[BUG] mender-update hangs after download-resume gives up, never reports Failure, never returns to poll loop (5.0.3)

Summary

On mender 5.0.3 (C++ client, `mender-updated`), a network outage **during the artifact download phase** leads to a permanent wedge. After the HTTP download resumer exhausts its retries and raises `DownloadResumerError`, the client **hangs**: it does not report the deployment as `Failure`, does not return to the poll loop, and stops emitting any log output. The device looks “stuck updating” indefinitely and does **not** self-recover even after the network returns. Only `systemctl restart mender-updated` (or a reboot) clears it.
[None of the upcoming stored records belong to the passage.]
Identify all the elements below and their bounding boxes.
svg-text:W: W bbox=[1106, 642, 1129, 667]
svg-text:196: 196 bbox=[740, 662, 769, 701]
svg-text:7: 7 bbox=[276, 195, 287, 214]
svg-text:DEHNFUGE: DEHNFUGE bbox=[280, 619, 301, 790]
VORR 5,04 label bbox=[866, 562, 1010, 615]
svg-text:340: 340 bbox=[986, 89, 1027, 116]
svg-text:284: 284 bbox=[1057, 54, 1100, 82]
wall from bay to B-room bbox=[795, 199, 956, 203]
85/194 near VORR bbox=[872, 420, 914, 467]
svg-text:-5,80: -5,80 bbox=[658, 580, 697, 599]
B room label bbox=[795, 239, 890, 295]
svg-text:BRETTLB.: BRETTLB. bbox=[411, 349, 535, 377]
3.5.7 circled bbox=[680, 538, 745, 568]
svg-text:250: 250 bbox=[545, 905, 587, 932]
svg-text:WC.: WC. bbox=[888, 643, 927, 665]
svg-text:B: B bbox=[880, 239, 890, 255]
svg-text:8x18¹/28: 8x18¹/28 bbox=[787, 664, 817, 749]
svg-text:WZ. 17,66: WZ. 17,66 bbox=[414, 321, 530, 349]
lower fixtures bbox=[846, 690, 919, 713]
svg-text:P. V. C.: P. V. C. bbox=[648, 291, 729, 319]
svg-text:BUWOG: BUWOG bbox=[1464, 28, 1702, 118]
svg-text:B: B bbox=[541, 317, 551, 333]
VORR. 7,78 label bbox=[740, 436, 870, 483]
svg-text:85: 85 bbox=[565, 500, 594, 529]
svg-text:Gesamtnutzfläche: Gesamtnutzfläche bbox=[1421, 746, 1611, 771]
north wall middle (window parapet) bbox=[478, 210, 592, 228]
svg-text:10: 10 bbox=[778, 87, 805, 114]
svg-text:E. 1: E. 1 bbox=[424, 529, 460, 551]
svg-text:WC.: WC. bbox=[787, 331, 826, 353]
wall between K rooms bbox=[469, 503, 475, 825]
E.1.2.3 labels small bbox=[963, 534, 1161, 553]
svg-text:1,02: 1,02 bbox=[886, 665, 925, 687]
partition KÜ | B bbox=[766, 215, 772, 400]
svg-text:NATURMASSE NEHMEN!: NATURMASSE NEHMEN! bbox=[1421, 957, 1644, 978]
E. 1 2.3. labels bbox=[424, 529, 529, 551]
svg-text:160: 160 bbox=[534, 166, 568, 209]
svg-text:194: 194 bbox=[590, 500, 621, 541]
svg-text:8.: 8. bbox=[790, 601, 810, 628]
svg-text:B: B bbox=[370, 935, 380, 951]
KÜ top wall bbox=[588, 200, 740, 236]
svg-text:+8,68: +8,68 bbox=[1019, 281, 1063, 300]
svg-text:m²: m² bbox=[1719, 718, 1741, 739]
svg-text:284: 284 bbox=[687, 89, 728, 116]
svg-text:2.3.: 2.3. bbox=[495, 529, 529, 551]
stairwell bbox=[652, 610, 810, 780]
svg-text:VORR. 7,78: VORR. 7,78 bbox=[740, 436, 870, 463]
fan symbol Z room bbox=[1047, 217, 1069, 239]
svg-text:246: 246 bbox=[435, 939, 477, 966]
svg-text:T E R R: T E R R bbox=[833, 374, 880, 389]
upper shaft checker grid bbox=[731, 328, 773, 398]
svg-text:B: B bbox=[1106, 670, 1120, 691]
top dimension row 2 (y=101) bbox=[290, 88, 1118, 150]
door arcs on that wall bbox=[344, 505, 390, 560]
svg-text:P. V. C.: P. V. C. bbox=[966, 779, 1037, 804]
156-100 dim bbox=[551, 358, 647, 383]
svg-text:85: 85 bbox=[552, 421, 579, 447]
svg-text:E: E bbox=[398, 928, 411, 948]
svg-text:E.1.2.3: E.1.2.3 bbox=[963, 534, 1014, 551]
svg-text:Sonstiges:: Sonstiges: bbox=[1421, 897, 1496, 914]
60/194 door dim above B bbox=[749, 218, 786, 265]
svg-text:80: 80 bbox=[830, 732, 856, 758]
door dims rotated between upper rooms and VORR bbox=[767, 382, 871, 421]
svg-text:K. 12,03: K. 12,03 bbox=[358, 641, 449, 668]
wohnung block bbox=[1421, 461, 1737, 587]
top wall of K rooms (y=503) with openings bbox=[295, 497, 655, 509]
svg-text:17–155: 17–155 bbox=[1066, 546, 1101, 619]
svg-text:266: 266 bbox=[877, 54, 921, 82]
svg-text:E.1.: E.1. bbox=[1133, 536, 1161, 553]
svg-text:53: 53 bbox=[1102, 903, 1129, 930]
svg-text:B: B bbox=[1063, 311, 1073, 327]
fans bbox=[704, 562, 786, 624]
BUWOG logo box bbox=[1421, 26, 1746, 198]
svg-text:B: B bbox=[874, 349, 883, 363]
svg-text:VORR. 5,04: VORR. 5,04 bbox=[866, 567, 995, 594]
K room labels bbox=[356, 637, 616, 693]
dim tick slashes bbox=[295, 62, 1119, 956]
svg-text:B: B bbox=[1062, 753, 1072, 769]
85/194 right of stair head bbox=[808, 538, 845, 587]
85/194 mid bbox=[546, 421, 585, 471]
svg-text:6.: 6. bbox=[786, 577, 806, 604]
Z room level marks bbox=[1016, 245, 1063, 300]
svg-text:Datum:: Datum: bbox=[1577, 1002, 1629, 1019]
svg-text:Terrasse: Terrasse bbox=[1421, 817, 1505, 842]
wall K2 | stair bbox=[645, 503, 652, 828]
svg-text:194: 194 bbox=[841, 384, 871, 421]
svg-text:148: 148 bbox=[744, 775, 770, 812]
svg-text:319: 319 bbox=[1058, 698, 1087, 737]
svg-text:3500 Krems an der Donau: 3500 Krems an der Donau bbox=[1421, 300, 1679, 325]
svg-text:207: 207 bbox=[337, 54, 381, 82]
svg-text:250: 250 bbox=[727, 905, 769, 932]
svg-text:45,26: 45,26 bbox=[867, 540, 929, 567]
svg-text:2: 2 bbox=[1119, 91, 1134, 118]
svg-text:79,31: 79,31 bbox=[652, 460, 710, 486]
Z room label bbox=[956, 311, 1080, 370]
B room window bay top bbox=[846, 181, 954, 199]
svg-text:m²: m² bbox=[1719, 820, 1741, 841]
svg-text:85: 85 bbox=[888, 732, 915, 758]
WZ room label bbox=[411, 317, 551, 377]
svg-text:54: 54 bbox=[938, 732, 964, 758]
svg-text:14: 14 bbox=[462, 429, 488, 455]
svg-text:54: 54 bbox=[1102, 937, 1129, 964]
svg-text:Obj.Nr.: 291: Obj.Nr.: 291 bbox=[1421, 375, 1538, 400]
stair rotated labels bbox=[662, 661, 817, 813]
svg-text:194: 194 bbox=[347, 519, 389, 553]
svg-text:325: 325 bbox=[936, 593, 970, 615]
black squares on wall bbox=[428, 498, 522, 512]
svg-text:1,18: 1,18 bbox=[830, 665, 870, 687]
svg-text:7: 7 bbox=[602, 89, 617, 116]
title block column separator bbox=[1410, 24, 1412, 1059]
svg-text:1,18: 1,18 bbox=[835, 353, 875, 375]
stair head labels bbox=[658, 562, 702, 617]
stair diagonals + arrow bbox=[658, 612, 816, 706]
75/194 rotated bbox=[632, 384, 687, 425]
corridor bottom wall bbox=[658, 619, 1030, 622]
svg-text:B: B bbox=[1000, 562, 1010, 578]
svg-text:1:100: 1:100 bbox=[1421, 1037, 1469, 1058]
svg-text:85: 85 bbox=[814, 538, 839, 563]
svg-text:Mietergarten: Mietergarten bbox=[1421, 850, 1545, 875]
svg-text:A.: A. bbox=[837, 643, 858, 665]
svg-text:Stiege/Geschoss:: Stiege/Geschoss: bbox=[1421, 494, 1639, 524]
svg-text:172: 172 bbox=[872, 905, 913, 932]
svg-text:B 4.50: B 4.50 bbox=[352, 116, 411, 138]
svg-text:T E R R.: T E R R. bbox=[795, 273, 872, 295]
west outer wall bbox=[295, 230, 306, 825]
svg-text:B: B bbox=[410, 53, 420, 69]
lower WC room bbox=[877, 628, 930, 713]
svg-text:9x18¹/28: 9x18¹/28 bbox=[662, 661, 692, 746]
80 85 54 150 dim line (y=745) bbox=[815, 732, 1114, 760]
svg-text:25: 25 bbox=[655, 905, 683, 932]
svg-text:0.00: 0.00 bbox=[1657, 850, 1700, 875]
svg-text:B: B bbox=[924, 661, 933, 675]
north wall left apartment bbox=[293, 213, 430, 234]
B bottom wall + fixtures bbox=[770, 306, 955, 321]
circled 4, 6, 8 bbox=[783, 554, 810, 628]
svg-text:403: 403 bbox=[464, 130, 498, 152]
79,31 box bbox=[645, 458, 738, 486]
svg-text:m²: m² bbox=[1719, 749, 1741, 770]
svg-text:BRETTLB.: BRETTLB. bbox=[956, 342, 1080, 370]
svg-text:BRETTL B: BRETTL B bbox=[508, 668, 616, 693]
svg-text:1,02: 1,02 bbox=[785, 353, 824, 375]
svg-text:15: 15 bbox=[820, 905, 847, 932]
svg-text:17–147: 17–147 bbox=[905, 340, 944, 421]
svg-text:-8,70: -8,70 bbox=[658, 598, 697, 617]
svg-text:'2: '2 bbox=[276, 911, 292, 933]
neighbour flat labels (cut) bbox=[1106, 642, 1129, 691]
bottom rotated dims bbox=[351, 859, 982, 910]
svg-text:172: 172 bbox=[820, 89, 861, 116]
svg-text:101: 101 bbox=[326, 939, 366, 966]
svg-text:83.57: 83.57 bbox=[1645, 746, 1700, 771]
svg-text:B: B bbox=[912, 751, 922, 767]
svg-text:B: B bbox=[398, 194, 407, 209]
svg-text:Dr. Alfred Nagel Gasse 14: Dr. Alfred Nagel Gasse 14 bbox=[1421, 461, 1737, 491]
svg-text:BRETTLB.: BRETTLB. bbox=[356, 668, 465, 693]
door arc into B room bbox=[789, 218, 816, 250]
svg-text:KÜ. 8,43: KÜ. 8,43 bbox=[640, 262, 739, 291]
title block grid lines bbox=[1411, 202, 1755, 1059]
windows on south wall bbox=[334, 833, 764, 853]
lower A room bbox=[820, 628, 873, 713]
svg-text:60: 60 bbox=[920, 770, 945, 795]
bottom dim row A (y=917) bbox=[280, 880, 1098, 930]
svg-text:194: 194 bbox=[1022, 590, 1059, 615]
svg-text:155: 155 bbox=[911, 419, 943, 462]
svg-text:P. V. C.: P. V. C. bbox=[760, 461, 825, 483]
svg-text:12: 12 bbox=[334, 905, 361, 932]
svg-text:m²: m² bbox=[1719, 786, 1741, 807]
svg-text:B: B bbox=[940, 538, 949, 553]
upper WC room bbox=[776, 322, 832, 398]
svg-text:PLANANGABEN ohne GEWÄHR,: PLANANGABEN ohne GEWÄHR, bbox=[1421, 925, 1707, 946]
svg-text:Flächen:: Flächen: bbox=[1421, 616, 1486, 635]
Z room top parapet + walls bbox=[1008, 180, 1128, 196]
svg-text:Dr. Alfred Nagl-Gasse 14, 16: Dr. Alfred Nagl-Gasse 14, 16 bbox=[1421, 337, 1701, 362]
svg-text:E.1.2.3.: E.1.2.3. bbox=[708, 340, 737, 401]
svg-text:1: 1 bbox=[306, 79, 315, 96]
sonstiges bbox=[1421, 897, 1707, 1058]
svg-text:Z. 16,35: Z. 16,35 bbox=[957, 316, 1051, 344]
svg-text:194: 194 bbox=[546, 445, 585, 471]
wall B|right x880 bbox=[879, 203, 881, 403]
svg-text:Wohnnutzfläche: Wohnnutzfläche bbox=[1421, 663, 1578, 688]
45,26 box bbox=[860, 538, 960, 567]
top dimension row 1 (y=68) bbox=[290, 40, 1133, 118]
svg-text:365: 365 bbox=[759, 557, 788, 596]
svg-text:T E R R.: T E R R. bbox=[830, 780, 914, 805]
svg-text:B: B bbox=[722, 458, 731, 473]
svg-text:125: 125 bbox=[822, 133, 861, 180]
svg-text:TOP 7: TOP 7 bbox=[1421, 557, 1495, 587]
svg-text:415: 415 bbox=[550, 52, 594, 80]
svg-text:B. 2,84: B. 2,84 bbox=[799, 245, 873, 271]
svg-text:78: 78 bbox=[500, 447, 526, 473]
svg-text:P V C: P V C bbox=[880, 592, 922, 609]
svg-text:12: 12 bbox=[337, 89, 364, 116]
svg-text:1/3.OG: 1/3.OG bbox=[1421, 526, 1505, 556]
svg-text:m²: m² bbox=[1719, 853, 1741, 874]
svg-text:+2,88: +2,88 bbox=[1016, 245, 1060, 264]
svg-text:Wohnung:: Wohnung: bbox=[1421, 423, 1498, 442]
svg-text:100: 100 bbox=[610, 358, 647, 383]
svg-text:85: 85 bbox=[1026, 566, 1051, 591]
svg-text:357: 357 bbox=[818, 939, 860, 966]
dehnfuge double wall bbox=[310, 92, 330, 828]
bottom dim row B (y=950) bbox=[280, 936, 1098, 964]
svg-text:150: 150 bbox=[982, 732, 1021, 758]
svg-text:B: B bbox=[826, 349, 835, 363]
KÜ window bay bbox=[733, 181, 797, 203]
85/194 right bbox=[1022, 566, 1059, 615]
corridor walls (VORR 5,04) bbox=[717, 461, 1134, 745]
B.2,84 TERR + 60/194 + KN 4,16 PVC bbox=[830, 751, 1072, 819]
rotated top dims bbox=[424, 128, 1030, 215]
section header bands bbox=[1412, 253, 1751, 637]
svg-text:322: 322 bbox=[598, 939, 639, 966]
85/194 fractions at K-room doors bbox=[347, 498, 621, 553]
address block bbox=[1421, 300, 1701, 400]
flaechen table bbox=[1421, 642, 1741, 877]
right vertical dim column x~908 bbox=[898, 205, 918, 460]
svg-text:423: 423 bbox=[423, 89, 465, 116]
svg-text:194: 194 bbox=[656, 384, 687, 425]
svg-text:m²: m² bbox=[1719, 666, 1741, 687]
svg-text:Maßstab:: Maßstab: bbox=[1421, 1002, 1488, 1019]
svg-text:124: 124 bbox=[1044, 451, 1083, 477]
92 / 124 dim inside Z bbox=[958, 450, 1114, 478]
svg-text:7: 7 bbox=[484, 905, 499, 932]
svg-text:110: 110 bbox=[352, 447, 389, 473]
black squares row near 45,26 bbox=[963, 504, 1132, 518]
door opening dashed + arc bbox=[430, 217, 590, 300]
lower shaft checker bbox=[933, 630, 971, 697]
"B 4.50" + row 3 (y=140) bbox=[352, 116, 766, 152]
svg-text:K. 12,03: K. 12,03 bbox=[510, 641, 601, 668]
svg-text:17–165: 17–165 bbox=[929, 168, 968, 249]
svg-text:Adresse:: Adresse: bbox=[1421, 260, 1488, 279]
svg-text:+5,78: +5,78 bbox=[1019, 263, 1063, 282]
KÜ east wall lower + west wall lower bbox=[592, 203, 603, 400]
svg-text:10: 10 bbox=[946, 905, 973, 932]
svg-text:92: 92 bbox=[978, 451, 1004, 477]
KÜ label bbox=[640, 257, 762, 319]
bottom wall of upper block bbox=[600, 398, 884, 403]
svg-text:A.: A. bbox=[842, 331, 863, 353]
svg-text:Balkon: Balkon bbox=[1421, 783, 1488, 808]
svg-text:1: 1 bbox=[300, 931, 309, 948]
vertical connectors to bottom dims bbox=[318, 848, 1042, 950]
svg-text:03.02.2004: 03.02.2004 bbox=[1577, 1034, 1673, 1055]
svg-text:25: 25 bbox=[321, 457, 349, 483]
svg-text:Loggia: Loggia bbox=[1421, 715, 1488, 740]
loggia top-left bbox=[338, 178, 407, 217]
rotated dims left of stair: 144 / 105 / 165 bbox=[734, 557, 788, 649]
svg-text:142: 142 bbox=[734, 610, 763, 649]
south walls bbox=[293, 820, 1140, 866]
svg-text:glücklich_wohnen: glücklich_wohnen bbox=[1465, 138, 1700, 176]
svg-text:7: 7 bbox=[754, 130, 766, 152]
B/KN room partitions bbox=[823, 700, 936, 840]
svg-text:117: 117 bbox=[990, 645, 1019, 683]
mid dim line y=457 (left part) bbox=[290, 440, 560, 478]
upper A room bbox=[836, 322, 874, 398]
This is related to but distinct from Client does not resume download and hangs indefinitely when server connection is severed . In that report the TCP socket stays “established” so the read never fails and resume never triggers. In our case the read *does* fail, resume *does* trigger and retries normally, **then gives up**, and the hang happens *after* the give-up.

Environment

  • Client: mender 5.0.3 (`Running Mender client 5.0.3`), C++ client (`mender-update` / `mender-updated`)
  • Platform: embedded Linux (Yocto-based), eth0
  • Config: `UpdatePollIntervalSeconds=30`, `RetryPollIntervalSeconds=300`, `RetryDownloadCount` left at default (10)

Steps to reproduce

  1. Start a deployment and let it enter the download phase (`Download_Enter`).
  2. ~10 s to 30 s after download starts, cut the network so DNS/connection fails (physically unplug eth0). A real link-down makes DNS fast-fail every 60 s;
  3. Leave the network down long enough to exhaust the resume retries
  4. Restore the network.

Observed behaviour

  • Resume retries log normally (`name=“http_resumer:client”`), then: `Giving up on resuming the download: Tried maximum number of times: Exponential backoff`
  • **After that line, `mender-updated` logs nothing** in our test, ~66 min of total silence, including ~3 min after the link was restored.
  • The service stays `active (running)` but is wedged: no Failure report to the server, no further polling, no `Sync_Enter`. No self-recovery when the network returns.
  • `systemctl restart mender-updated` recovers it **instantly**: it immediately sends a status update, logs `Deployment … finished with status: Failure`, and resumes `No update available` polling.

The fact that a plain restart fixes it (with no on-disk state change) indicates only the **in-memory deployment state machine** is stuck, not any persistent state.

Expected behaviour

When the download resumer gives up (`DownloadResumerError`), the client should follow the same path as any other download failure, transition to ArtifactFailure / report deployment `status: Failure` and return to the Idle/Sync poll loop rather than hanging.

Likely location

The resumer itself behaves correctly: `src/common/http/http_resumer.cpp` (`DownloadResumerClient::ScheduleNextResumeRequest()`) raises the `http::DownloadResumerError` once `ExponentialBackoff(chrono::minutes(1), config.retry_download_count)` is exhausted. The defect appears to be in the **caller** (the deployment state machine’s `Download` / `ArtifactDownload` handler) which doesn’t consume that error to drive a state transition, so the deployment dead-ends instead of failing cleanly.